Some items from the last few days, on how bad things are going in Iraq:
From the NY Times: A nation in blood and ink.
Baghdad seems a city transported from the Middle Ages: a scattering of high-walled fortresses, each protected by a group of armed men. The area between the forts is a lawless no man’s land, menaced by bandits and brigands. With the daytime temperatures here hovering at around 115 degrees, the electricity in much of the city flows for only about four hours a day.
Things are going really, really badly. Not just in the ways they’ve been going badly; they’re going badly in new and different ways. And the Bush team’s faith-based cheerleading for our inevitable victory is gradually, grudgingly, giving way to more-realistic assessments.
From the Washington Post, a couple of days ago: No clear finish line in Iraq.
Administration officials have all but given up any hope of militarily defeating the insurgents with U.S. forces, instead aiming only to train and equip enough Iraqi security forces to take over the fight themselves. At the same time, they believe that the mission depends on building a new political infrastructure, a project facing its most decisive test in the next three days as deeply divided Iraqis struggle to draft a constitution by a Monday deadline.
In the face of all that, Bush is trying to buy time. After meeting with his national security team at his ranch near Crawford, Tex., yesterday, Bush again beseeched the public to stick with his strategy despite continuing mayhem on the ground, exemplified most recently by the deaths of 16 Marines from the same Ohio-based unit in the past two weeks. Overall, more than 1,800 U.S. troops have died.
At his meeting with his war cabinet yesterday, Bush reviewed the latest developments but reported no new direction. The administration has set up seven interagency groups focused on its main priorities in Iraq. These are providing security and training Iraqi forces, building national political institutions, restoring energy and other services, tackling economic problems, establishing rule of law, enlisting international help, and improving strategic communications.
Setting up committees like this might have helped three years ago, when the invasion was in the planning stages. They’re not likely to do much good now. And there are growing signs that this reality isn’t lost on the Bush team. An article from today’s Washington Post has some really choice quotes from anonymous source to that effect: US lowers sights on what can be achieved in Iraq.
“What we expected to achieve was never realistic given the timetable or what unfolded on the ground,” said a senior official involved in policy since the 2003 invasion. “We are in a process of absorbing the factors of the situation we’re in and shedding the unreality that dominated at the beginning.”
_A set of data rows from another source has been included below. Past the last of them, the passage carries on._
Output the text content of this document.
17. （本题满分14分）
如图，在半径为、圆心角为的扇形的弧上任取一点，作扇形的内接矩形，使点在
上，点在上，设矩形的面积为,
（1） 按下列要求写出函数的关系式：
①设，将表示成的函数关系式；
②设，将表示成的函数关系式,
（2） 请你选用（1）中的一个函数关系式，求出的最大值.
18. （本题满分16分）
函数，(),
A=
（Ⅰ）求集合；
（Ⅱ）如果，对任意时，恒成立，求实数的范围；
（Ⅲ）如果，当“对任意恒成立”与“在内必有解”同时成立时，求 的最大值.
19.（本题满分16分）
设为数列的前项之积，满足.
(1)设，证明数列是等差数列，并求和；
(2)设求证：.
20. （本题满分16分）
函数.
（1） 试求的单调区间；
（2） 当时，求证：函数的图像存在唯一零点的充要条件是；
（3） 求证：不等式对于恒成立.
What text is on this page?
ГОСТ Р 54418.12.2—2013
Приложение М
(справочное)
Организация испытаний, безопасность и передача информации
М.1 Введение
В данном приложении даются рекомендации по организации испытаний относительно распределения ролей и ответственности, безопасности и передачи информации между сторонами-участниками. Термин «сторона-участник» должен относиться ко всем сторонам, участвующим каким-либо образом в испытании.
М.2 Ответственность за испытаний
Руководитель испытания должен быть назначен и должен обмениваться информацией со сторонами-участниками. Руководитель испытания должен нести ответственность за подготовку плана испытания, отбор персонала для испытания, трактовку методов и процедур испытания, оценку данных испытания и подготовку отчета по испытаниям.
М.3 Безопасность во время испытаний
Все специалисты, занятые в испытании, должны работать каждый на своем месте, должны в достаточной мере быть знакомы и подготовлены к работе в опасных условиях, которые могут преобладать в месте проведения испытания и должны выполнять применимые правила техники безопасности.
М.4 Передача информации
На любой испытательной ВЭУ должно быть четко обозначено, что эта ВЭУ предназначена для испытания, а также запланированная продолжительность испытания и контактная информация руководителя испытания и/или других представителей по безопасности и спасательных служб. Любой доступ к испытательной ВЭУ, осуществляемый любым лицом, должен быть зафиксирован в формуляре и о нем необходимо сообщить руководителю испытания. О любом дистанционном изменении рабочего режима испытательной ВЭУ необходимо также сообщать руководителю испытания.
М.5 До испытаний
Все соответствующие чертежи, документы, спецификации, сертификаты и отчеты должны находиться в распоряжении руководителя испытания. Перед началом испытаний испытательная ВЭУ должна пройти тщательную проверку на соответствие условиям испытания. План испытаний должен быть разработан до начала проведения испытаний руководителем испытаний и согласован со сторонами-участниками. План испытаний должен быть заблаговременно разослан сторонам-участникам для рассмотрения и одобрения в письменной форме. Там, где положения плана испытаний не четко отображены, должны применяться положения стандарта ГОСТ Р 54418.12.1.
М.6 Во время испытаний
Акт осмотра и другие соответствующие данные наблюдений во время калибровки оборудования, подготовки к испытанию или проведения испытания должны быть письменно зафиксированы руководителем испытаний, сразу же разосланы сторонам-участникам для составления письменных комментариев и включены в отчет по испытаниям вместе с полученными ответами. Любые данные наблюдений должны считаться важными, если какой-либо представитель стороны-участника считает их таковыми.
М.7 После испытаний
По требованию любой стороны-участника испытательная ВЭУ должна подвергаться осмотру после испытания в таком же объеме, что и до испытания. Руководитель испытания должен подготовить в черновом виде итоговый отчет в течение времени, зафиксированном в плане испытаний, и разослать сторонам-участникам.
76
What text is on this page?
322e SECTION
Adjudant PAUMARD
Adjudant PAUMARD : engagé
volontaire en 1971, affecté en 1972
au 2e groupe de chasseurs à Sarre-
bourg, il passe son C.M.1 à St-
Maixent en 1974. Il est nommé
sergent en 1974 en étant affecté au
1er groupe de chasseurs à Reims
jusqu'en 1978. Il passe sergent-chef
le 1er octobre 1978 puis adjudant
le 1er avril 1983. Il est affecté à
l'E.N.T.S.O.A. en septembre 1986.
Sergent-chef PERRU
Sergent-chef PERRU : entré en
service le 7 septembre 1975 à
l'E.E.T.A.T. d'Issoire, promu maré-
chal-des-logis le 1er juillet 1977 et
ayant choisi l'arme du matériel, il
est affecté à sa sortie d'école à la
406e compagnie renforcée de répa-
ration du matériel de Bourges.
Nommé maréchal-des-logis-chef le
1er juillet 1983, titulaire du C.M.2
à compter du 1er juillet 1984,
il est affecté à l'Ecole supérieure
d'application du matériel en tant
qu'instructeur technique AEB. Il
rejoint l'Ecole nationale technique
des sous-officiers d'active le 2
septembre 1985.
U.S. officials say no turning point forced a reassessment. “It happened rather gradually,” said the senior official, triggered by everything from the insurgency to shifting budgets to U.S. personnel changes in Baghdad.
The ferocious debate over a new constitution has particularly driven home the gap between the original U.S. goals and the realities after almost 28 months. The U.S. decision to invade Iraq was justified in part by the goal of establishing a secular and modern Iraq that honors human rights and unites disparate ethnic and religious communities.
But whatever the outcome on specific disputes, the document on which Iraq’s future is to be built will require laws to be compliant with Islam. Kurds and Shiites are expecting de facto long-term political privileges. And women’s rights will not be as firmly entrenched as Washington has tried to insist, U.S. officials and Iraq analysts say.
“We set out to establish a democracy, but we’re slowly realizing we will have some form of Islamic republic,” said another U.S. official familiar with policymaking from the beginning, who like some others interviewed would speak candidly only on the condition of anonymity. “That process is being repeated all over.”
Washington now does not expect to fully defeat the insurgency before departing, but instead to diminish it, officials and analysts said. There is also growing talk of turning over security responsibilities to the Iraqi forces even if they are not fully up to original U.S. expectations, in part because they have local legitimacy that U.S. troops often do not.
“We’ve said we won’t leave a day before it’s necessary. But necessary is the key word — necessary for them or for us? When we finally depart, it will probably be for us,” a U.S. official said.
The realization continues to spread: Bush’s war of choice in Iraq was a huge mistake, with costs that we’ll be paying for many years to come.